Der Hightechverband Bitkom geht davon aus, dass die Umsätze mit UMTS-Datendiensten in den kommenden Jahren rasant ansteigen werden. Wie aus der "Mobile Life 2012"-Studie hervorgeht sollen bereits im Jahr 2012 mehr als 60 Prozent der Handys in Deutschland über UMTS und damit über einen schnellen Online-Zugang verfügen. Damit wird das Mobiltelefon nicht nur zum geeigneten Abverkaufskanal für Videos, Spiele, Musik und Werbung, sondern auch mit anderen UMTS-Datendiensten wollen die Mobilfunker in Zukunft Geld verdienen. Allein die Nutzung im Bereich des mobile entertainment soll eine Umsatzsteigerung von rund 13 Prozent nach sich ziehen. Ein großer Teil der Einnahmen bei neuen UMTS-Datendienten soll über Werbung finanziert werden, so die Studie. Wie beim werbefinanzierten Fernsehen können mit den Einnahmen aus mobile advertising Datendienste günstiger angeboten werden.
Was ist UMTS?
UMTS ist die Abkürzung von Universal Mobile Telecommunications System. Der Mobilfunkstandard der dritten Generation kann Datengeschwindigkeiten mit bis zu 384 KBit/s erreichen. Mit High Speed Downlink Packet Access, kurz HSDPA sind sogar Übertragungsgeschwindigkeiten von bis zu 7,2 MBit/s möglich. Man spricht hier auch vom so genannten UMTS-Broadband. Bisher war es nicht möglich größere Datenmengen ohne eine Kabel- oder WLAN-Verbindung auszutauschen. Mittlerweile wird UMTS als Datenübertragung von allen großen Mobilfunkbetreibern zur Verfügung gestellt.

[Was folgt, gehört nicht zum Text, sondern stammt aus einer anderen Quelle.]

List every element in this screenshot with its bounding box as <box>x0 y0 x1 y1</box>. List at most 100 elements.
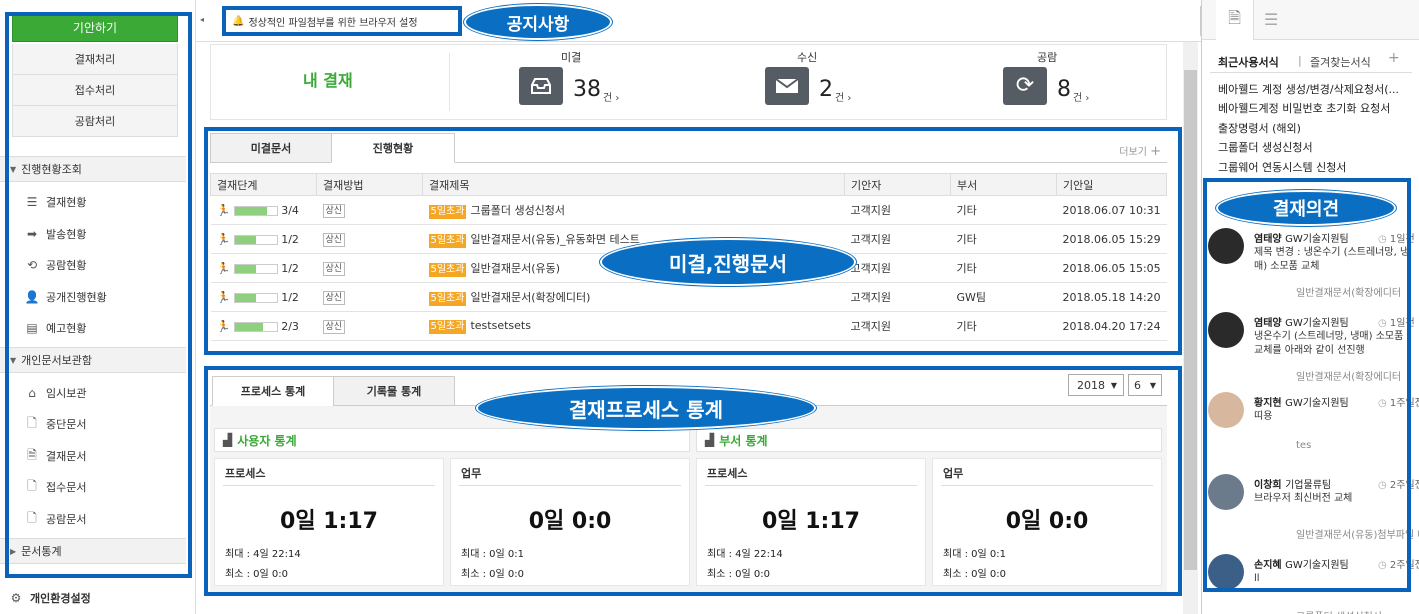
stat-max: 최대 : 4일 22:14 <box>225 549 301 560</box>
runner-icon: 🏃 <box>216 261 231 275</box>
form-link[interactable]: 그룹웨어 연동시스템 신청서 <box>1218 159 1414 175</box>
col-method[interactable]: 결재방법 <box>316 173 423 196</box>
section-doc-stats[interactable]: ▶ 문서통계 <box>0 538 186 564</box>
nav-public-status[interactable]: 👤 공개진행현황 <box>24 287 107 307</box>
title-cell[interactable]: 5일초과 그룹폴더 생성신청서 <box>422 195 845 225</box>
receive-process-button[interactable]: 접수처리 <box>12 75 178 106</box>
table-row[interactable]: 🏃 3/4 상신 5일초과 그룹폴더 생성신청서 고객지원 기타 2018.06.07 10:… <box>210 195 1167 225</box>
bar-chart-icon: ▟ <box>223 433 233 447</box>
circulation-count[interactable]: 8 <box>1057 77 1071 102</box>
progress-fill <box>235 264 257 273</box>
tab-pending-docs[interactable]: 미결문서 <box>210 133 332 163</box>
sync-icon[interactable]: ⟳ <box>1003 67 1047 105</box>
nav-temp-storage[interactable]: ⌂ 임시보관 <box>24 383 86 403</box>
form-link[interactable]: 출장명령서 (해외) <box>1218 120 1414 136</box>
col-drafter[interactable]: 기안자 <box>844 173 951 196</box>
nav-circulation-docs[interactable]: 🗋 공람문서 <box>24 509 86 529</box>
progress-fill <box>235 206 267 215</box>
doc-title[interactable]: 일반결재문서(유동)_유동화면 테스트 <box>470 233 639 246</box>
stage-value: 2/3 <box>281 319 299 333</box>
more-link[interactable]: 더보기 + <box>1119 143 1161 159</box>
circulation-process-button[interactable]: 공람처리 <box>12 106 178 137</box>
personal-settings-link[interactable]: ⚙ 개인환경설정 <box>8 588 91 608</box>
author-name: 이창희 <box>1254 480 1282 491</box>
progress-bar <box>234 234 279 245</box>
stage-cell: 🏃 1/2 <box>210 224 317 254</box>
form-link[interactable]: 베아웰드 계정 생성/변경/삭제요청서(... <box>1218 81 1414 97</box>
right-panel: 🗎 ☰ 최근사용서식 | 즐겨찾는서식 + 베아웰드 계정 생성/변경/삭제요청… <box>1201 0 1419 614</box>
method-cell: 상신 <box>316 253 423 283</box>
opinion-item[interactable]: 황지현 GW기술지원팀 ◷ 1주일전띠용 tes <box>1206 392 1419 472</box>
method-cell: 상신 <box>316 311 423 341</box>
time-value: 1일전 <box>1389 234 1415 245</box>
tab-progress-status[interactable]: 진행현황 <box>331 133 455 163</box>
stat-box-user-task: 업무 0일 0:0 최대 : 0일 0:1 최소 : 0일 0:0 <box>450 458 690 586</box>
form-link[interactable]: 베아웰드계정 비밀번호 초기화 요청서 <box>1218 100 1414 116</box>
document-tab-icon[interactable]: 🗎 <box>1216 0 1254 40</box>
nav-send-status[interactable]: ➡ 발송현황 <box>24 224 87 244</box>
stat-box-dept-process: 프로세스 0일 1:17 최대 : 4일 22:14 최소 : 0일 0:0 <box>696 458 926 586</box>
tab-record-stats[interactable]: 기록물 통계 <box>333 376 455 406</box>
opinion-author: 황지현 GW기술지원팀 <box>1254 394 1349 409</box>
nav-approval-status[interactable]: ☰ 결재현황 <box>24 192 87 212</box>
title-cell[interactable]: 5일초과 일반결재문서(확장에디터) <box>422 282 845 312</box>
pending-count[interactable]: 38 <box>573 77 601 102</box>
opinion-item[interactable]: 염태양 GW기술지원팀 ◷ 1일전 제목 변경 : 냉온수기 (스트레너망, 냉매)… <box>1206 228 1416 308</box>
tab-process-stats[interactable]: 프로세스 통계 <box>212 376 334 406</box>
method-badge: 상신 <box>322 261 346 276</box>
col-title[interactable]: 결재제목 <box>422 173 845 196</box>
inbox-tray-icon[interactable] <box>519 67 563 105</box>
col-stage[interactable]: 결재단계 <box>210 173 317 196</box>
doc-title[interactable]: testsetsets <box>470 319 530 332</box>
month-select[interactable]: 6 ▼ <box>1128 374 1162 396</box>
opinion-item[interactable]: 염태양 GW기술지원팀 ◷ 1일전 냉온수기 (스트레너망, 냉매) 소모품 교체를… <box>1206 312 1416 392</box>
opinion-doc-link[interactable]: tes <box>1296 440 1311 451</box>
opinion-doc-link[interactable]: 그룹폴더 생성신청서 <box>1296 608 1382 614</box>
col-dept[interactable]: 부서 <box>950 173 1057 196</box>
main-scroll-thumb[interactable] <box>1184 70 1197 570</box>
doc-title[interactable]: 일반결재문서(유동) <box>470 262 560 275</box>
nav-received-docs[interactable]: 🗋 접수문서 <box>24 477 86 497</box>
method-badge: 상신 <box>322 319 346 334</box>
doc-title[interactable]: 일반결재문서(확장에디터) <box>470 291 590 304</box>
opinion-list: 염태양 GW기술지원팀 ◷ 1일전 제목 변경 : 냉온수기 (스트레너망, 냉매)… <box>1202 228 1419 614</box>
year-select[interactable]: 2018 ▼ <box>1068 374 1124 396</box>
received-count[interactable]: 2 <box>819 77 833 102</box>
author-team: GW기술지원팀 <box>1285 318 1349 329</box>
draft-button[interactable]: 기안하기 <box>12 12 178 42</box>
opinion-item[interactable]: 손지혜 GW기술지원팀 ◷ 2주일전 ll 그룹폴더 생성신청서 <box>1206 554 1419 614</box>
collapse-left-icon[interactable]: ◂ <box>200 15 204 24</box>
nav-stopped-docs[interactable]: 🗋 중단문서 <box>24 414 86 434</box>
section-personal-storage[interactable]: ▼ 개인문서보관함 <box>0 347 186 373</box>
table-row[interactable]: 🏃 2/3 상신 5일초과 testsetsets 고객지원 기타 2018.04.20 17… <box>210 311 1167 341</box>
nav-approval-docs[interactable]: 🗎 결재문서 <box>24 446 86 466</box>
opinion-doc-link[interactable]: 일반결재문서(확장에디터 <box>1296 284 1401 299</box>
recent-forms-tab[interactable]: 최근사용서식 <box>1218 54 1279 70</box>
opinion-time: ◷ 1일전 <box>1378 230 1415 245</box>
approval-process-button[interactable]: 결재처리 <box>12 44 178 75</box>
notice-item[interactable]: 🔔 정상적인 파일첨부를 위한 브라우저 설정 <box>222 6 462 36</box>
nav-label: 공람현황 <box>46 259 87 272</box>
stat-title: 업무 <box>943 467 964 480</box>
opinion-doc-link[interactable]: 일반결재문서(유동)첨부파일 테 <box>1296 526 1419 541</box>
favorite-forms-tab[interactable]: 즐겨찾는서식 <box>1310 54 1371 70</box>
nav-notice-status[interactable]: ▤ 예고현황 <box>24 318 86 338</box>
method-badge: 상신 <box>322 232 346 247</box>
stat-max: 최대 : 4일 22:14 <box>707 549 783 560</box>
list-tab-icon[interactable]: ☰ <box>1264 10 1278 29</box>
opinion-item[interactable]: 이창희 기업물류팀 ◷ 2주일전브라우저 최신버전 교체일반결재문서(유동)첨부파… <box>1206 474 1419 554</box>
nav-circulation-status[interactable]: ⟲ 공람현황 <box>24 255 87 275</box>
date-cell: 2018.04.20 17:24 <box>1056 311 1167 341</box>
envelope-icon[interactable] <box>765 67 809 105</box>
nav-label: 임시보관 <box>46 387 87 400</box>
nav-label: 발송현황 <box>46 228 87 241</box>
table-row[interactable]: 🏃 1/2 상신 5일초과 일반결재문서(확장에디터) 고객지원 GW팀 2018.05.18… <box>210 282 1167 312</box>
document-icon: 🗎 <box>27 447 37 462</box>
col-date[interactable]: 기안일 <box>1056 173 1167 196</box>
title-cell[interactable]: 5일초과 testsetsets <box>422 311 845 341</box>
form-link[interactable]: 그룹폴더 생성신청서 <box>1218 139 1414 155</box>
doc-title[interactable]: 그룹폴더 생성신청서 <box>470 204 565 217</box>
opinion-doc-link[interactable]: 일반결재문서(확장에디터 <box>1296 368 1401 383</box>
section-progress[interactable]: ▼ 진행현황조회 <box>0 156 186 182</box>
add-form-icon[interactable]: + <box>1388 50 1400 66</box>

Bereits 2007 nutzten weltweit über 200 Millionen Menschen die Vorzüge des neuen Datenübertragungsverfahrens. Alleine in Deutschland waren es zu diesem Zeitpunkt annähernd 16 Millionen Mobilkunden.
Was ist ein UMTS-Handy?
Mit dem UMTS stehen den Handybesitzern von neuen UMTS fähigen Endgeräten zahlreiche Möglichkeiten offen. So können diese nicht nur Filme über ihre Mobiltelefone empfangen, sondern sich auch über die zahlreichen Online Games mit anderen UMTS Nutzern verbinden. Längst hat das mobile Chatfieber per UMTS begonnen.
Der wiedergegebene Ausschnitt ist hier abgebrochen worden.